Stamford, Conn., Plans $35M of Mostly Taxable Bonds

Stamford, Conn., plans to competitively market $35 million of bonds next week and take advantage of federal bond programs due to expire at the end of the year.

The deal is structured with $9 million of  tax-exempts with maturities from one to three years, $21.6 million of taxable Build America Bonds with maturities from six to 11 years, and $4.4 million of taxable recovery zone economic development bonds with maturities of 18 and 19 years. 

“We considered last week, with all the volatility, either postponing or issuing short-term [bond anticipation notes],” said Barry Bernabe, vice president at Webster Bank NA, the city’s financial adviser. “After the last couple of days and because of feedback we’ve gotten from various underwriters, the city decided to stay the course and go ahead with the deal.”

The expiration of the RZEDB program, which provides the issuer a 45% interest subsidy, and the seemingly remote possibility that it will be extended, was also a factor.

“Stamford did not just want to leave that on the table,” Bernabe said.

The bonds will use up the city’s full RZEDB allocation.

The city typically sells new-money bonds once a year. Since 2001, it has sold $391.4 million of bonds in eight deals, according to Thomson Reuters.

The city had initially planned to go to market in the summer, but had sufficient cash flow to delay the deal. It also planned to refund $20 million of bonds over the past few weeks but that deal has gone to day-to-day status because market volatility pushed net present-value savings to just below the city’s required 2% minimum, Bernabe said. 

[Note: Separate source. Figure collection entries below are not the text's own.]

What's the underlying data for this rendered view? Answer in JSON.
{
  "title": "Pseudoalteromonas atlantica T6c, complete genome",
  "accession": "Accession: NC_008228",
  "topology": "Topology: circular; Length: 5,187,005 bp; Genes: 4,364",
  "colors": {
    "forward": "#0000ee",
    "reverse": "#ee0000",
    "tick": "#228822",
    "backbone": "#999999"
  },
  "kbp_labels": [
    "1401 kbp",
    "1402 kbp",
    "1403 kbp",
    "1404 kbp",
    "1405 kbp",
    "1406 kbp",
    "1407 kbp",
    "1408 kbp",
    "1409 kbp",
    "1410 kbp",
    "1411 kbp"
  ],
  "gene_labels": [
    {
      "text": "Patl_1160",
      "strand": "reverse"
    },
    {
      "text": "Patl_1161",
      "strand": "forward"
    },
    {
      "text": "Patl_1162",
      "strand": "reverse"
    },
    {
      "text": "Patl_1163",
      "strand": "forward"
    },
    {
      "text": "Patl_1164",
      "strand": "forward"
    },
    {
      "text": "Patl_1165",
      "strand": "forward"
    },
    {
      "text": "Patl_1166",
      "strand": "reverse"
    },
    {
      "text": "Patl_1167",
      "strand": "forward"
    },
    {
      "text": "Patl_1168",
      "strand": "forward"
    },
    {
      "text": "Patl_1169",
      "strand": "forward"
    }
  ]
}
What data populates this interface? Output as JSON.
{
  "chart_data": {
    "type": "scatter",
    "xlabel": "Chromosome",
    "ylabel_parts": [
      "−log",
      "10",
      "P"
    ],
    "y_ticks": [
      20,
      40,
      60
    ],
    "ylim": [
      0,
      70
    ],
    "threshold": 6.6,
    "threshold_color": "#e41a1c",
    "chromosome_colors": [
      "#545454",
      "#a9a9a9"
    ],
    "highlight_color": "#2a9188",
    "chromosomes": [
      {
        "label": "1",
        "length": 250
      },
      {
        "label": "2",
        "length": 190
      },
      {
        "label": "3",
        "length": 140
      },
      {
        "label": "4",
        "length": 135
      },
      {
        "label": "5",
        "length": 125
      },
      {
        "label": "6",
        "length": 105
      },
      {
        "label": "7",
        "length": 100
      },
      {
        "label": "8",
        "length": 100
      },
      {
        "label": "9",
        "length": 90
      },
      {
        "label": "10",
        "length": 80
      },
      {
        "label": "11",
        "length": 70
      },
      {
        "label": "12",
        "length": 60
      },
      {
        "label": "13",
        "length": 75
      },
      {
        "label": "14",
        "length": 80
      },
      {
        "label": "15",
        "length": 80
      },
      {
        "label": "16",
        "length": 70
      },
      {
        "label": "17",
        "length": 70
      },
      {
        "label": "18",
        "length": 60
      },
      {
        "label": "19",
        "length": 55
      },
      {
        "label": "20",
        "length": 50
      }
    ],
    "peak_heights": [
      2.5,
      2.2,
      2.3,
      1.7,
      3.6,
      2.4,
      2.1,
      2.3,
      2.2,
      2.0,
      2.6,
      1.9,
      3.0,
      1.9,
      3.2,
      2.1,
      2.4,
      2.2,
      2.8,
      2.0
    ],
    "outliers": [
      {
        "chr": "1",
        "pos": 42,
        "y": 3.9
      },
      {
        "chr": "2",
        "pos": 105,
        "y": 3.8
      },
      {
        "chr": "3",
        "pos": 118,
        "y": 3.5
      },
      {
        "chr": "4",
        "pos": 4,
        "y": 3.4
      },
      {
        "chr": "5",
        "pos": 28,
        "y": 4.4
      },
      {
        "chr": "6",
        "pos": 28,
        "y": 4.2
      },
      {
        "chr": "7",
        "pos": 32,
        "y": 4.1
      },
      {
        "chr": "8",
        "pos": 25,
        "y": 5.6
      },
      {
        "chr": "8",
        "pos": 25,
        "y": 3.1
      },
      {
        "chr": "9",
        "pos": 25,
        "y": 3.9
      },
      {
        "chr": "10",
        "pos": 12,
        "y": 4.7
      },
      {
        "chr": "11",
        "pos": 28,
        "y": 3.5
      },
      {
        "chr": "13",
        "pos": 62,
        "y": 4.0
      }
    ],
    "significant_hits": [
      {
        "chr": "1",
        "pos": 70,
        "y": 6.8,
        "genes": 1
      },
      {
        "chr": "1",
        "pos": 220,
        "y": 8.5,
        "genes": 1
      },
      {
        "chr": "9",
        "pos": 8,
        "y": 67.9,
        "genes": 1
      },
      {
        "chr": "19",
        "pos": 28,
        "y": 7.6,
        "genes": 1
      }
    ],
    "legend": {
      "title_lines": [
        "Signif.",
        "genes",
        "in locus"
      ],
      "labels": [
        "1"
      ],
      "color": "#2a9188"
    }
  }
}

Rates have spiked in recent weeks, in part due to a glut of end-of-the-year issuance. Municipal Market Data’s benchmark for triple-A 20-year bonds was 4.03% on Monday, compared to 3.48% on Nov. 1.

Frederick Flynn Jr., Stamford’s director of administration, said the city could benefit from a flight to quality in the midst of market volatility.

Moody’s Investors Service rates the bonds Aa1 with a stable outlook. Moody’s in March downgraded the city from Aaa and gave it a negative outlook, citing slim reserves in a weakened economic climate. Moody’s revised the outlook to stable in October.

Standard & Poor’s rates the city’s outstanding bonds AAA with a stable outlook.

Stamford is an affluent city roughly 35 miles northeast of Midtown Manhattan. Median household income in the city of 119,928 was $77,598, compared to the national median of $52,175, according to 2008 U.S. Census estimates.

The city has $374.4 million of debt outstanding, according to the preliminary official statement.